不知怎地,单看着这无波无澜四个字,外加一个符号,黎梨气焰瞬间就弱了下来,柔声解释。
“是不太熟。”她这么说。
至少没好到,麻烦你给我善后的程度。
对话陷入沉默僵局。
黎梨指尖悬停在按键正上方,碰了又松,过一会儿又去触,终究还是没想好该说什么。
天好像被她聊死了。
黎梨沮丧。
良久,他拨电话过来。
失神的黎梨被突兀的铃声惊醒,吓一跳,慌乱中点到挂断。
“……”
怕他误会,黎梨赶紧回拨。等待嘟声漫长,她内心忐忑。
似乎过去了很久。但其实,不过短短几秒。
她听见“滴——”的一下。
电话接通。
紧接着,还没等她想好开场白。
他就先她一步。
出了声。
“我们。”
“难道不是朋友么?”
……
下午连着两节选修。
公开课,大讲堂。
窗帘紧闭,黑压压一片,坐满了人。
周遭空气闷热。
老师讲课的声线平而缓,直听得人昏昏欲睡。
黎梨全程低着头,缩在角落里,走神玩手机。
旁边沈沐瞥了她好几眼。
“好,那我们这节课暂时上到这里。”
台上教授结束了幻灯片放映,随意招了招手:“班助上来点到吧。”
许家明颔首,笑着起身。
他几步走到讲台,躬身,单手扯了话筒,对着名单一个个报名字。
前排几个女生看见他,只一个眼神,脑袋就默契凑到了一处,嘀咕着聊天。
声音不大,却胜在清晰,字句不差地传进了后座黎梨耳中。
“你们有没有觉得,咱们班助真挺帅?”
“这要你说?表白墙常驻嘉宾,以为闹着玩的?”
“诶,班助他也被挂过表白墙吗?但我怎么记得前段时间,只看见了‘徐一迪’这个名字。”

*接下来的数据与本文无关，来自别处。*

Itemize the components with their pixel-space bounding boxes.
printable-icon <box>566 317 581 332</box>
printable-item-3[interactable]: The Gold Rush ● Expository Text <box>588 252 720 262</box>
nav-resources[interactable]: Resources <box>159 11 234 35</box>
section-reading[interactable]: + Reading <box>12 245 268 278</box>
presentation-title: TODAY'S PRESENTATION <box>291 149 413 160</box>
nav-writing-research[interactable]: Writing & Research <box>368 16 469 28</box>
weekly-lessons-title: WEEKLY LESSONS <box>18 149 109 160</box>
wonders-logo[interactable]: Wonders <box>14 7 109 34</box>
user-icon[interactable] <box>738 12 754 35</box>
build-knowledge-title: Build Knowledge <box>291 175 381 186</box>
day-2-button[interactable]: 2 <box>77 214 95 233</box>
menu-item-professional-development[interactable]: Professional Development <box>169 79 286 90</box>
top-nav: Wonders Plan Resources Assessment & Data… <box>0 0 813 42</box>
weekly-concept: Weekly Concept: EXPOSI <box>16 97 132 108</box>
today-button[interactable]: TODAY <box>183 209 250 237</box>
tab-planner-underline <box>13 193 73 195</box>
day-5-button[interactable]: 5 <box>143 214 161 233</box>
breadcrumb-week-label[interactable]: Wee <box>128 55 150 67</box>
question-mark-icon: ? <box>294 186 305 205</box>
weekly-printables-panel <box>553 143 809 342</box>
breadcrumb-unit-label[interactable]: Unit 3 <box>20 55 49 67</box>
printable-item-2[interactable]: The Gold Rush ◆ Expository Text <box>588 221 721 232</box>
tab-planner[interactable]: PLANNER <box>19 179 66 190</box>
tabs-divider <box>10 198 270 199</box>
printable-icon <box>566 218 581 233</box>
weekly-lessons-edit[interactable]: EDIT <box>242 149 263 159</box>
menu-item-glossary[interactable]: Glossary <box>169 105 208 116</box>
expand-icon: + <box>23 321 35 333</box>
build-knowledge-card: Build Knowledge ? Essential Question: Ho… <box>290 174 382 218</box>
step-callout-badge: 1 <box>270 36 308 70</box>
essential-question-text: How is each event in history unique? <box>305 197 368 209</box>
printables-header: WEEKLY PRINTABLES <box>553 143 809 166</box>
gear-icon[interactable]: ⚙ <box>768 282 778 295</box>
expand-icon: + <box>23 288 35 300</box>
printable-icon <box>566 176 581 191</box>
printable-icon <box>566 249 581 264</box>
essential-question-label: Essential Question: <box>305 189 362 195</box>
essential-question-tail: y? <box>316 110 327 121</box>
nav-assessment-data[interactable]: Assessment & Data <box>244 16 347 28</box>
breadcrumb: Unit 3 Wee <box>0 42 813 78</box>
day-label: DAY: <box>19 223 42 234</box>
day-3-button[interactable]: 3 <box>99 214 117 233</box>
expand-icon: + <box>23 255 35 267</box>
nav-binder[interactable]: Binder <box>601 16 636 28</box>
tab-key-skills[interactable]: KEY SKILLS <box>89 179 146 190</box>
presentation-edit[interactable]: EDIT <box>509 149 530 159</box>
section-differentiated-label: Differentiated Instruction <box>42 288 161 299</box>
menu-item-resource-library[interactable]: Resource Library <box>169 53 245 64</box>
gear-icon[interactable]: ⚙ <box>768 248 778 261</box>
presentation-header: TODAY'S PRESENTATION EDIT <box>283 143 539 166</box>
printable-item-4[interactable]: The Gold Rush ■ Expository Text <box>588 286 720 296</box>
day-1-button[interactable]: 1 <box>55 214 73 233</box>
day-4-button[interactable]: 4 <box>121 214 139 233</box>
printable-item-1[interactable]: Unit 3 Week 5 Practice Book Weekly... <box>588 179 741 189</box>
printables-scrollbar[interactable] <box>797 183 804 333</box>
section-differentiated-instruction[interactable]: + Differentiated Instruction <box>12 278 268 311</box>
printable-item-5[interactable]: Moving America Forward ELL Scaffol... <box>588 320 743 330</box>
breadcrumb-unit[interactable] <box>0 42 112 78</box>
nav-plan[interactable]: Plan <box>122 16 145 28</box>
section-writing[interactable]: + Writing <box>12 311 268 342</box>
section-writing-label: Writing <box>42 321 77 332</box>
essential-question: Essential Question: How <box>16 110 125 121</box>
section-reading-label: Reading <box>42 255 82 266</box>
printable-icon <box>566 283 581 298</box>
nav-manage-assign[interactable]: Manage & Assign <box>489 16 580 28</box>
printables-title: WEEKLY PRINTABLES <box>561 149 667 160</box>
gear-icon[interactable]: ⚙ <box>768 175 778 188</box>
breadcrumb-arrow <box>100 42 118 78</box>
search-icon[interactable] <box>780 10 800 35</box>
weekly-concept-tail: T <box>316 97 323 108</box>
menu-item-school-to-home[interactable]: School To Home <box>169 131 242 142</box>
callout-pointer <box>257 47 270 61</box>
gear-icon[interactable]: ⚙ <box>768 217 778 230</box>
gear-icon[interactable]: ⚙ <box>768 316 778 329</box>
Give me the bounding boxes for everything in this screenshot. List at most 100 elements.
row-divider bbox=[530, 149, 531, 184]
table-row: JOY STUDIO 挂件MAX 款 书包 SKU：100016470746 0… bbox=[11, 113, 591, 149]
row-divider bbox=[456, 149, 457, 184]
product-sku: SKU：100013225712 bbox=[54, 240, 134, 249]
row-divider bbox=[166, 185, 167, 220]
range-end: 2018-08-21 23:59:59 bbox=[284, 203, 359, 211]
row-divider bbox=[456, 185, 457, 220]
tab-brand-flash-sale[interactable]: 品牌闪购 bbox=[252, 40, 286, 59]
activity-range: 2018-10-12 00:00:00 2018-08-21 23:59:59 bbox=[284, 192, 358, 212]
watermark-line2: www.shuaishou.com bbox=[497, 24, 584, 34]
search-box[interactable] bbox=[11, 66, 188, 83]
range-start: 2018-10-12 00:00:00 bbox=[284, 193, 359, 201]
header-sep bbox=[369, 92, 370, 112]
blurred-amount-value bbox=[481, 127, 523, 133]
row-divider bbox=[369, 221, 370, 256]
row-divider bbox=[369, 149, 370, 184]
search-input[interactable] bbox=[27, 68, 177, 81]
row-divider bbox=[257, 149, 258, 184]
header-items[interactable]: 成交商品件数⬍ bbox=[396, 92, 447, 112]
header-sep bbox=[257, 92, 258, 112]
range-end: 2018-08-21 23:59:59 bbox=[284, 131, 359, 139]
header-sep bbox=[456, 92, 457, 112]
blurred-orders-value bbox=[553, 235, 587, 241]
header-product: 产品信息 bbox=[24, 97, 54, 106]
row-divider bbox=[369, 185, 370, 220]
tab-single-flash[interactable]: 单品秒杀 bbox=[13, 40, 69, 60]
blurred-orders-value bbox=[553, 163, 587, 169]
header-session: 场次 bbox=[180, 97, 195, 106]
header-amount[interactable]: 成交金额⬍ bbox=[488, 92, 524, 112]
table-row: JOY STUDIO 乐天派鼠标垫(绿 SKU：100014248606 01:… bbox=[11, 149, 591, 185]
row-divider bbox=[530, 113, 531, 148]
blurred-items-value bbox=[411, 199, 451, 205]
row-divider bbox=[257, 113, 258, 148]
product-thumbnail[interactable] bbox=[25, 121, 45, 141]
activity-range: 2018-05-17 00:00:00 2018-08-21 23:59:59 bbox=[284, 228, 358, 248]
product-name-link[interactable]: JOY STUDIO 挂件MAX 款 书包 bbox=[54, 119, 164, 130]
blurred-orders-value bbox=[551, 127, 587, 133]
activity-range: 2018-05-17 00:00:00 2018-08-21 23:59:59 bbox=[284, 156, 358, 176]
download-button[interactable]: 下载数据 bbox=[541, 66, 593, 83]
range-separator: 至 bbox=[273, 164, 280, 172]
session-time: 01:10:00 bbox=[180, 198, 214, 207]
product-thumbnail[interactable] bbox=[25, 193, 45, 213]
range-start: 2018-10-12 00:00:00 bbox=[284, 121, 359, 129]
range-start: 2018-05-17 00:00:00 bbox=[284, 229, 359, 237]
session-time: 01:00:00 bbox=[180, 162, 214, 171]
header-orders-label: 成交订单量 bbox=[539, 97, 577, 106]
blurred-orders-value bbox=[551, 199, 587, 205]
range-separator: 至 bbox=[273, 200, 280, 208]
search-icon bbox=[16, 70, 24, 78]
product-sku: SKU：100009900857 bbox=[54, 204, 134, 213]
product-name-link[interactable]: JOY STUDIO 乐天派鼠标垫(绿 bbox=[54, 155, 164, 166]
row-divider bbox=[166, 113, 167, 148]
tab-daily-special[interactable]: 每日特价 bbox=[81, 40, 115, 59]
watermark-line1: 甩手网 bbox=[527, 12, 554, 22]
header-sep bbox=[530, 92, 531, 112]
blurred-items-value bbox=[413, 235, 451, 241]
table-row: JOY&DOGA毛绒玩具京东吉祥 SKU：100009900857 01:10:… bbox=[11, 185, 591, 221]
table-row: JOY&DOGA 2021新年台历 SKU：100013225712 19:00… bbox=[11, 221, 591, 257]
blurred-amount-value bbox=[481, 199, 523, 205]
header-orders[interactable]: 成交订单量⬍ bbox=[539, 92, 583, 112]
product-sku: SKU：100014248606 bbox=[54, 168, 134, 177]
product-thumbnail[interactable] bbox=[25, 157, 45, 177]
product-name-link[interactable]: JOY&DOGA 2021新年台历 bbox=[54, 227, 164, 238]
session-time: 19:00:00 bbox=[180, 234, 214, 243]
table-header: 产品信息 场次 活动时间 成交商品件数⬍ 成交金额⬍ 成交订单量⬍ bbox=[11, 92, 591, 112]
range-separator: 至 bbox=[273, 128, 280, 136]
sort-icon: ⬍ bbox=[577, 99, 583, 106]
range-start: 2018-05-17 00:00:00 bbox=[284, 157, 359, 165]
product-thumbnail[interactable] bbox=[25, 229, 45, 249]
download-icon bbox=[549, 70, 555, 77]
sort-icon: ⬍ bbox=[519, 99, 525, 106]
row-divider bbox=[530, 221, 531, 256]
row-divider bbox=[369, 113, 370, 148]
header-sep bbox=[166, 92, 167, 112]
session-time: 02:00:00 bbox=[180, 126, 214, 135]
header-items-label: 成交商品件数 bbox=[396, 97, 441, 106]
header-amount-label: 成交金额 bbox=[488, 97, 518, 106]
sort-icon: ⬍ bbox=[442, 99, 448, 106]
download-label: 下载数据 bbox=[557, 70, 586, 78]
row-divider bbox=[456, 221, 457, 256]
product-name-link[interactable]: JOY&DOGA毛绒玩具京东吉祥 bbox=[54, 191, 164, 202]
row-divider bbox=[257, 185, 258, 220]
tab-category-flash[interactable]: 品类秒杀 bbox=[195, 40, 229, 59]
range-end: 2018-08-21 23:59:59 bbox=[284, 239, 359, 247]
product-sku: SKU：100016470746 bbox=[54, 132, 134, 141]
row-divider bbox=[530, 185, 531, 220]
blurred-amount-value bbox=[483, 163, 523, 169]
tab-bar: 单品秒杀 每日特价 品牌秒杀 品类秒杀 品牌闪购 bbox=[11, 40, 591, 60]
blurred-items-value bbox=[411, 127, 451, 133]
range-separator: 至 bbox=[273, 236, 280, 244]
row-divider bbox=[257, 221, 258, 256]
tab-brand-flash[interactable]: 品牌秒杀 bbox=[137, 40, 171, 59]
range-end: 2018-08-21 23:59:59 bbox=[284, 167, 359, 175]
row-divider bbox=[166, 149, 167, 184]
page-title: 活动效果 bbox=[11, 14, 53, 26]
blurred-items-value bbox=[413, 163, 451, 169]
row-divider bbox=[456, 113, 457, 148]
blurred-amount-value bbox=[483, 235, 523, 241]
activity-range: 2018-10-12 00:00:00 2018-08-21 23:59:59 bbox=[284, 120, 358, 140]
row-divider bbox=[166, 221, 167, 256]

“性质不一样,你敢说追求徐一迪的那些女生里面,哪个没图他钱了。”
思绪回笼,黎梨淡淡投了眼望去。
“别瞎说,我前几天在学校门口的马路边见过他本人,长得挺好的。”
有人摸下巴反驳。
“但就是……”
“就是什么?”
“他吧,痞帅类型,我不太吃。”
那女生坐在最中间,边说,边老神在在地扶了下眼镜框,科普:“而且,要说长得帅,还得看他室友。”
“嗯?”
“他还住校?”
“当然,只不过住的是博士楼那边的二人寝。”
“待遇就是不一样哦。”
“不,这还真不能说区别。”女生压低了声线。
“那他室友是谁啊。”
“张言之。”
“我靠,怎么是他!”
另外一个人显然也对这个名字耳熟:“校长在开学第一课当众举例的那个?”
“嗯。”
“咳咳,扯远了。你怎么会碰见徐一迪?”
“也不算碰见……”女生说:“就学校门口,他开车来学校,估计是着急,和另一辆出租蹭了下。”
“啊?”
“你们不知道,他那车老贵了,把出租车司机吓得脸都发白。偏他半点不见心疼,很随便地往马路边一坐,就开始淡定玩手机。当时张言之也在,两大帅哥,一站一坐,一冷一邪,简直养眼得不行。”
她语气激动:“氛围感封神!”
“有照片吗?”
“有。”她掏手机去找。
黎梨自觉往前伸了伸脖子。
“下一个是……”
许家明指尖下滑,顿在A4纸的末页,眉梢半挑。
“黎吧啦。”
声落,寂静一刻。
许家明目光横跨整间教室,精准锁定在最后一排半站起身的女孩身上。